The deal may raise some eyebrows considering GSK’s massive corporate resources and recent controversies surrounding the company’s marketing practices and safety procedures. Last year, GSK plead guilty to criminal charges for promoting off-label drug use and not reporting safety data for a popular diabetes medication. The British drug maker also paid $3 billion to the Justice Department in a fraud settlement.
But officials consider the unusual arrangement between GSK and the U.S. Biomedical Advanced Research and Development Authority (BARDA) necessary because pharmaceutical companies have few financial incentives to invest in antibiotic production:
The problem of antibiotic resistance and the rise of so-called “superbugs” that cannot be treated with traditional medicines has been growing for years, but drug companies have been reluctant to invest in new medicines because of poor returns.
Patients tend to take antibiotics for only a short period, prices are traditionally low and any new antibiotics are likely to be reserved for serious infections – once again minimizing the sales opportunity.
David Payne, head of GSK’s antibacterial discovery unit, said public-private partnerships, like the one with BARDA, were a key part to solving the problem.
The government’s decision reflects just how concerned public health officials are about the rise of so-called “superbugs” such as carbapenem-resistant Enterobacteriaceae (CRE).

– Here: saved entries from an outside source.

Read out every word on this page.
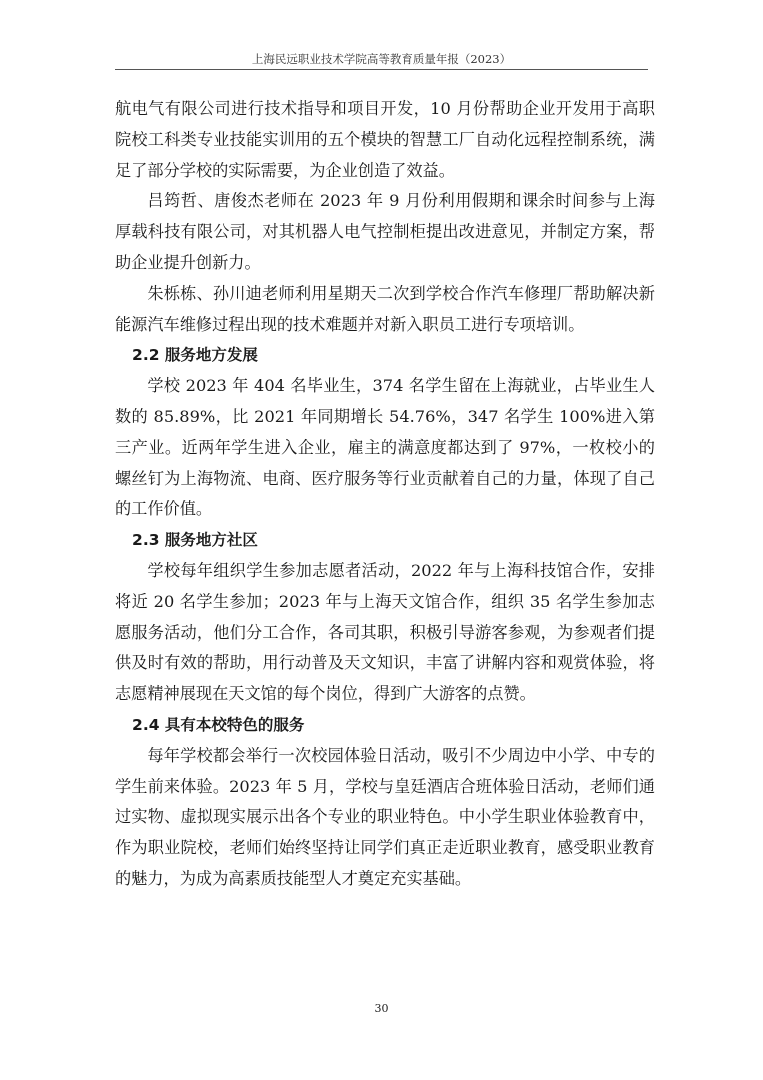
上海民远职业技术学院高等教育质量年报（2023）

航电气有限公司进行技术指导和项目开发，10 月份帮助企业开发用于高职院校工科类专业技能实训用的五个模块的智慧工厂自动化远程控制系统，满足了部分学校的实际需要，为企业创造了效益。

吕筠哲、唐俊杰老师在 2023 年 9 月份利用假期和课余时间参与上海厚载科技有限公司，对其机器人电气控制柜提出改进意见，并制定方案，帮助企业提升创新力。

朱栎栋、孙川迪老师利用星期天二次到学校合作汽车修理厂帮助解决新能源汽车维修过程出现的技术难题并对新入职员工进行专项培训。

2.2 服务地方发展

学校 2023 年 404 名毕业生，374 名学生留在上海就业，占毕业生人数的 85.89%，比 2021 年同期增长 54.76%，347 名学生 100%进入第三产业。近两年学生进入企业，雇主的满意度都达到了 97%，一枚校小的螺丝钉为上海物流、电商、医疗服务等行业贡献着自己的力量，体现了自己的工作价值。

2.3 服务地方社区

学校每年组织学生参加志愿者活动，2022 年与上海科技馆合作，安排将近 20 名学生参加；2023 年与上海天文馆合作，组织 35 名学生参加志愿服务活动，他们分工合作，各司其职，积极引导游客参观，为参观者们提供及时有效的帮助，用行动普及天文知识，丰富了讲解内容和观赏体验，将志愿精神展现在天文馆的每个岗位，得到广大游客的点赞。

2.4 具有本校特色的服务

每年学校都会举行一次校园体验日活动，吸引不少周边中小学、中专的学生前来体验。2023 年 5 月，学校与皇廷酒店合班体验日活动，老师们通过实物、虚拟现实展示出各个专业的职业特色。中小学生职业体验教育中，作为职业院校，老师们始终坚持让同学们真正走近职业教育，感受职业教育的魅力，为成为高素质技能型人才奠定充实基础。

30
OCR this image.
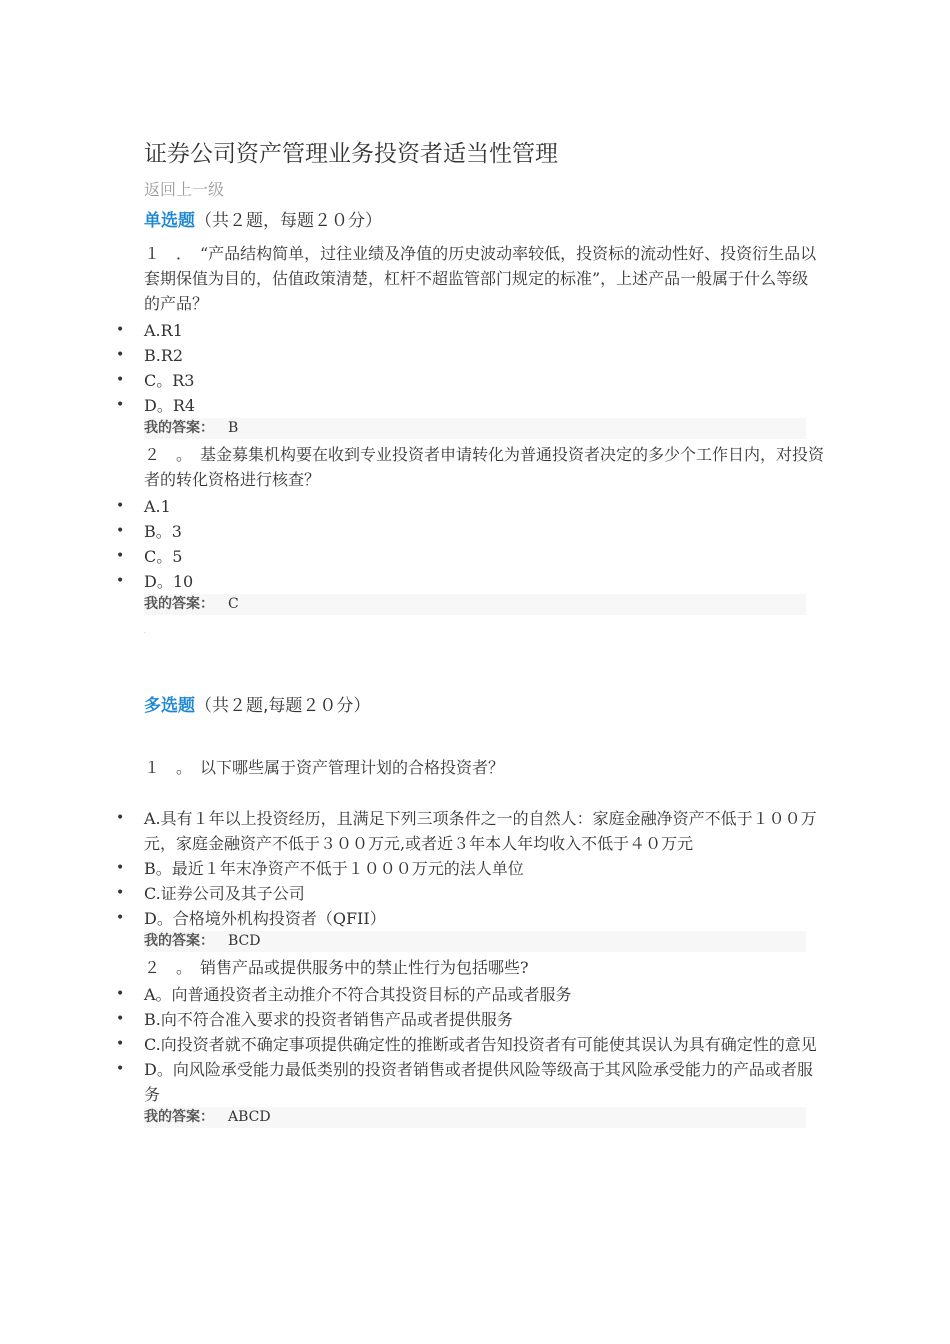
证券公司资产管理业务投资者适当性管理
返回上一级
单选题（共２题，每题２０分）
１　．　“产品结构简单，过往业绩及净值的历史波动率较低，投资标的流动性好、投资衍生品以套期保值为目的，估值政策清楚，杠杆不超监管部门规定的标准”，上述产品一般属于什么等级的产品？
• A.R1
• B.R2
• C。R3
• D。R4
我的答案： B
２　。　基金募集机构要在收到专业投资者申请转化为普通投资者决定的多少个工作日内，对投资者的转化资格进行核查？
• A.1
• B。3
• C。5
• D。10
我的答案： C
.
多选题（共２题,每题２０分）
１　。　以下哪些属于资产管理计划的合格投资者？
• A.具有１年以上投资经历，且满足下列三项条件之一的自然人：家庭金融净资产不低于１００万元，家庭金融资产不低于３００万元,或者近３年本人年均收入不低于４０万元
• B。最近１年末净资产不低于１０００万元的法人单位
• C.证券公司及其子公司
• D。合格境外机构投资者（QFII）
我的答案： BCD
２　。　销售产品或提供服务中的禁止性行为包括哪些?
• A。向普通投资者主动推介不符合其投资目标的产品或者服务
• B.向不符合准入要求的投资者销售产品或者提供服务
• C.向投资者就不确定事项提供确定性的推断或者告知投资者有可能使其误认为具有确定性的意见
• D。向风险承受能力最低类别的投资者销售或者提供风险等级高于其风险承受能力的产品或者服务
我的答案： ABCD
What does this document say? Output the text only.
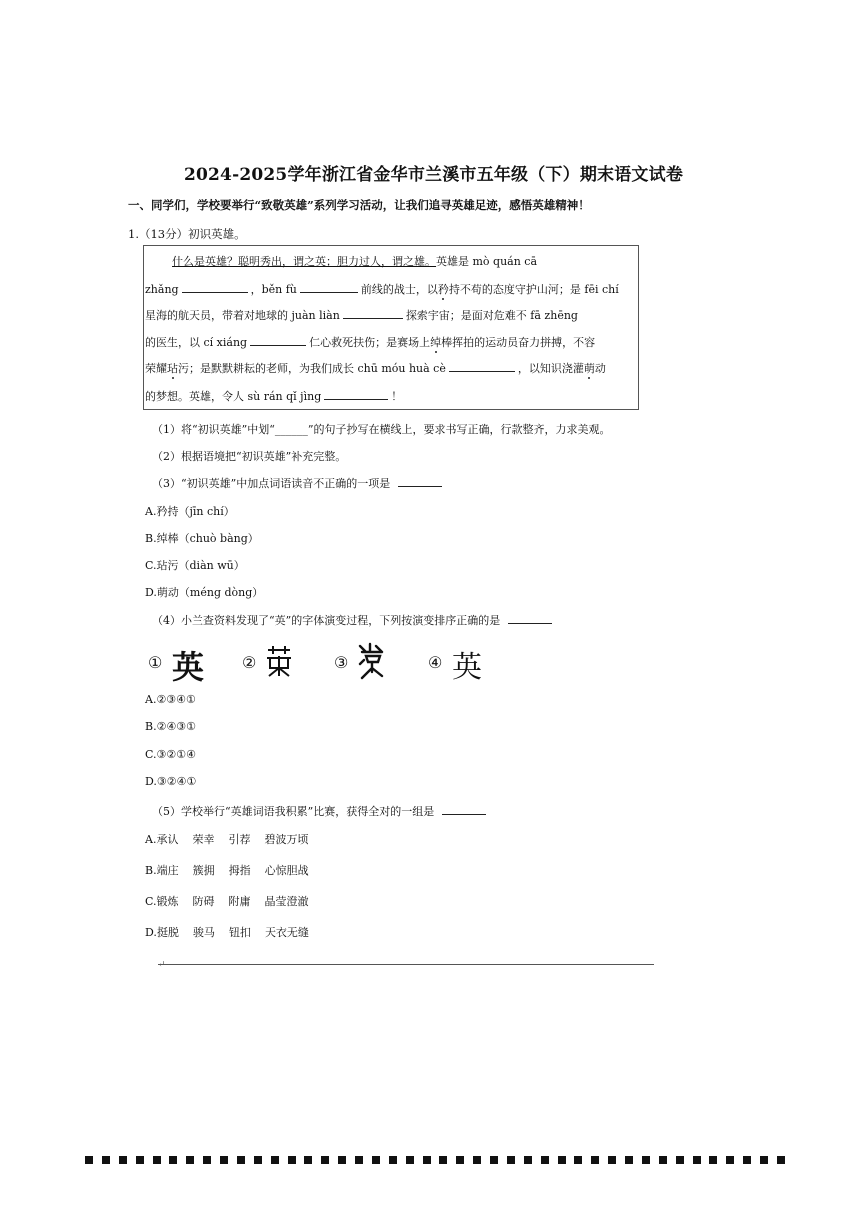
2024-2025学年浙江省金华市兰溪市五年级（下）期末语文试卷
一、同学们，学校要举行“致敬英雄”系列学习活动，让我们追寻英雄足迹，感悟英雄精神！
1.（13分）初识英雄。
什么是英雄？聪明秀出，谓之英；胆力过人，谓之雄。英雄是 mò quán cā
zhǎng	，běn fù	前线的战士，以矜持不苟的态度守护山河；是 fēi chí
星海的航天员，带着对地球的 juàn liàn	探索宇宙；是面对危难不 fā zhēng
的医生，以 cí xiáng	仁心救死扶伤；是赛场上绰棒挥拍的运动员奋力拼搏，不容
荣耀玷污；是默默耕耘的老师，为我们成长 chū móu huà cè	，以知识浇灌萌动
的梦想。英雄，令人 sù rán qǐ jìng	！
（1）将“初识英雄”中划“______”的句子抄写在横线上，要求书写正确，行款整齐，力求美观。
（2）根据语境把“初识英雄”补充完整。
（3）“初识英雄”中加点词语读音不正确的一项是
A.矜持（jīn chí）
B.绰棒（chuò bàng）
C.玷污（diàn wū）
D.萌动（méng dòng）
（4）小兰查资料发现了“英”的字体演变过程，下列按演变排序正确的是
① 英 ②	③	④ 英
A.②③④①
B.②④③①
C.③②①④
D.③②④①
（5）学校举行“英雄词语我积累”比赛，获得全对的一组是
A.承认 荣幸 引荐 碧波万顷
B.端庄 簇拥 拇指 心惊胆战
C.锻炼 防碍 附庸 晶莹澄澈
D.挺脱 骏马 钮扣 天衣无缝
↵
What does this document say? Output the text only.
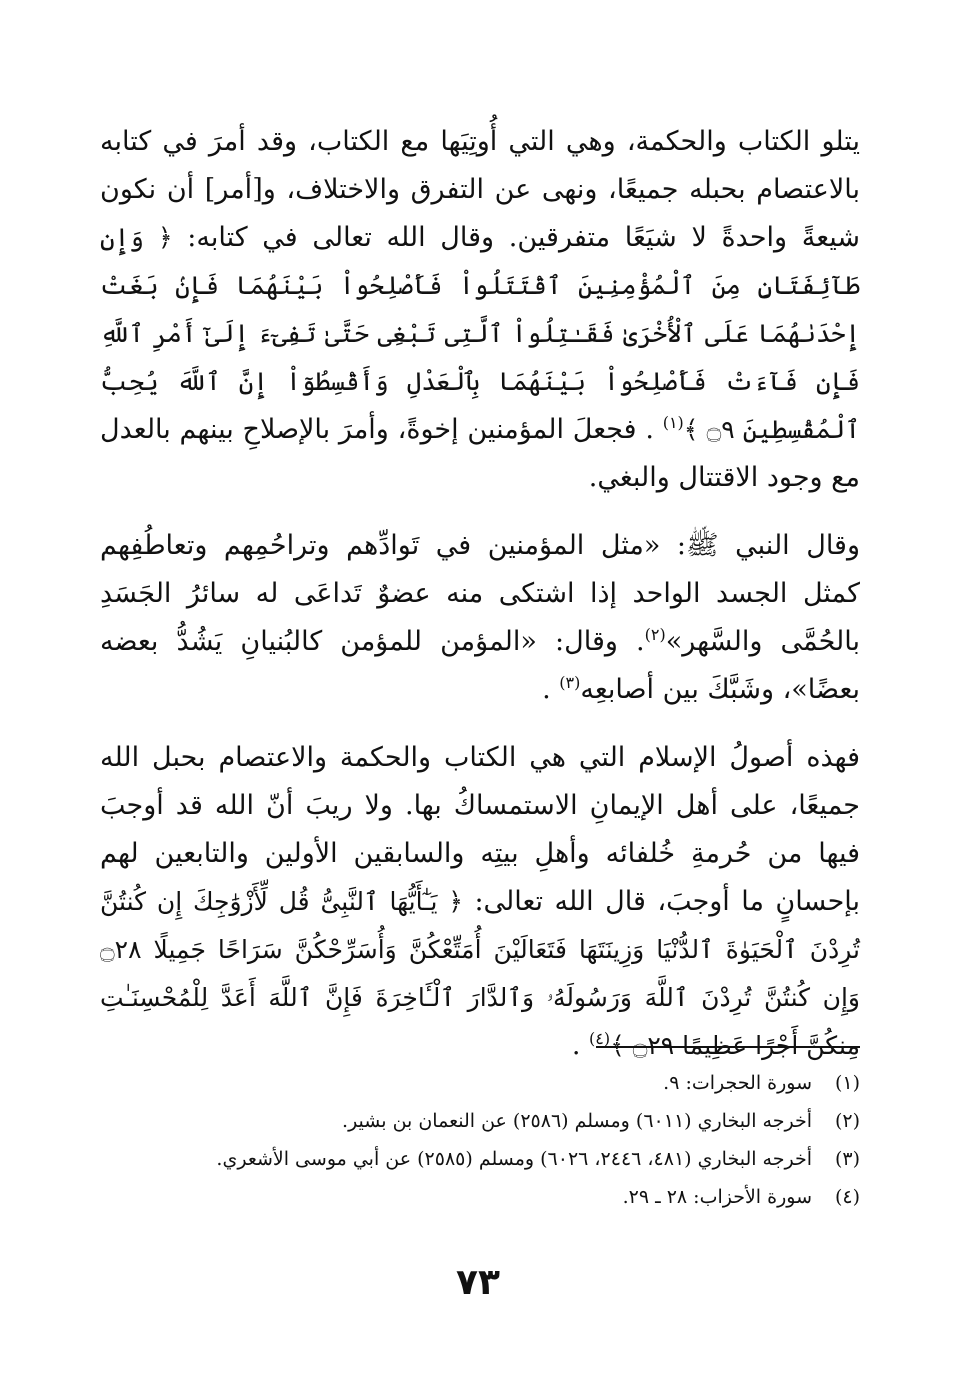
يتلو الكتاب والحكمة، وهي التي أُوتِيَها مع الكتاب، وقد أمرَ في كتابه بالاعتصام بحبله جميعًا، ونهى عن التفرق والاختلاف، و[أمر] أن نكون شيعةً واحدةً لا شيَعًا متفرقين. وقال الله تعالى في كتابه: ﴿ وَإِن طَآئِفَتَانِ مِنَ ٱلْمُؤْمِنِينَ ٱقْتَتَلُواْ فَأَصْلِحُواْ بَيْنَهُمَا فَإِنۢ بَغَتْ إِحْدَىٰهُمَا عَلَى ٱلْأُخْرَىٰ فَقَـٰتِلُواْ ٱلَّتِى تَبْغِى حَتَّىٰ تَفِىٓءَ إِلَىٰٓ أَمْرِ ٱللَّهِ فَإِن فَآءَتْ فَأَصْلِحُواْ بَيْنَهُمَا بِٱلْعَدْلِ وَأَقْسِطُوٓاْ إِنَّ ٱللَّهَ يُحِبُّ ٱلْمُقْسِطِينَ ۝٩ ﴾$^{(١)}$ . فجعلَ المؤمنين إخوةً، وأمرَ بالإصلاحِ بينهم بالعدل مع وجود الاقتتال والبغي.

وقال النبي ﷺ: «مثل المؤمنين في تَوادِّهم وتراحُمِهم وتعاطُفِهم كمثل الجسد الواحد إذا اشتكى منه عضوٌ تَداعَى له سائرُ الجَسَدِ بالحُمَّى والسَّهر»$^{(٢)}$. وقال: «المؤمن للمؤمن كالبُنيانِ يَشُدُّ بعضه بعضًا»، وشَبَّكَ بين أصابعِه$^{(٣)}$ .

فهذه أصولُ الإسلام التي هي الكتاب والحكمة والاعتصام بحبل الله جميعًا، على أهل الإيمانِ الاستمساكُ بها. ولا ريبَ أنّ الله قد أوجبَ فيها من حُرمةِ خُلفائه وأهلِ بيتِه والسابقين الأولين والتابعين لهم بإحسانٍ ما أوجبَ، قال الله تعالى: ﴿ يَـٰٓأَيُّهَا ٱلنَّبِىُّ قُل لِّأَزْوَٰجِكَ إِن كُنتُنَّ تُرِدْنَ ٱلْحَيَوٰةَ ٱلدُّنْيَا وَزِينَتَهَا فَتَعَالَيْنَ أُمَتِّعْكُنَّ وَأُسَرِّحْكُنَّ سَرَاحًا جَمِيلًا ۝٢٨ وَإِن كُنتُنَّ تُرِدْنَ ٱللَّهَ وَرَسُولَهُۥ وَٱلدَّارَ ٱلْـَٔاخِرَةَ فَإِنَّ ٱللَّهَ أَعَدَّ لِلْمُحْسِنَـٰتِ مِنكُنَّ أَجْرًا عَظِيمًا ۝٢٩ ﴾$^{(٤)}$ .

(١)
سورة الحجرات: ٩.
(٢)
أخرجه البخاري (٦٠١١) ومسلم (٢٥٨٦) عن النعمان بن بشير.
(٣)
أخرجه البخاري (٤٨١، ٢٤٤٦، ٦٠٢٦) ومسلم (٢٥٨٥) عن أبي موسى الأشعري.
(٤)
سورة الأحزاب: ٢٨ ـ ٢٩.
٧٣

Some scientists predict that CRE alone could kill half of all people who contract it since it can withstand even the toughest antibiotics.
Professor Dame Sally Davies, England’s chief medical officer, has recently warned that without the production of effective new drugs to fight these types of bacteria, the human species could be looking at a world in which seven percent of all hospital admissions stem from a drug-resistant infection — a problem that she has compared to global warming in its scope and potential to undermine worldwide health. “It’s a ticking time bomb,” she told England’s The Independent.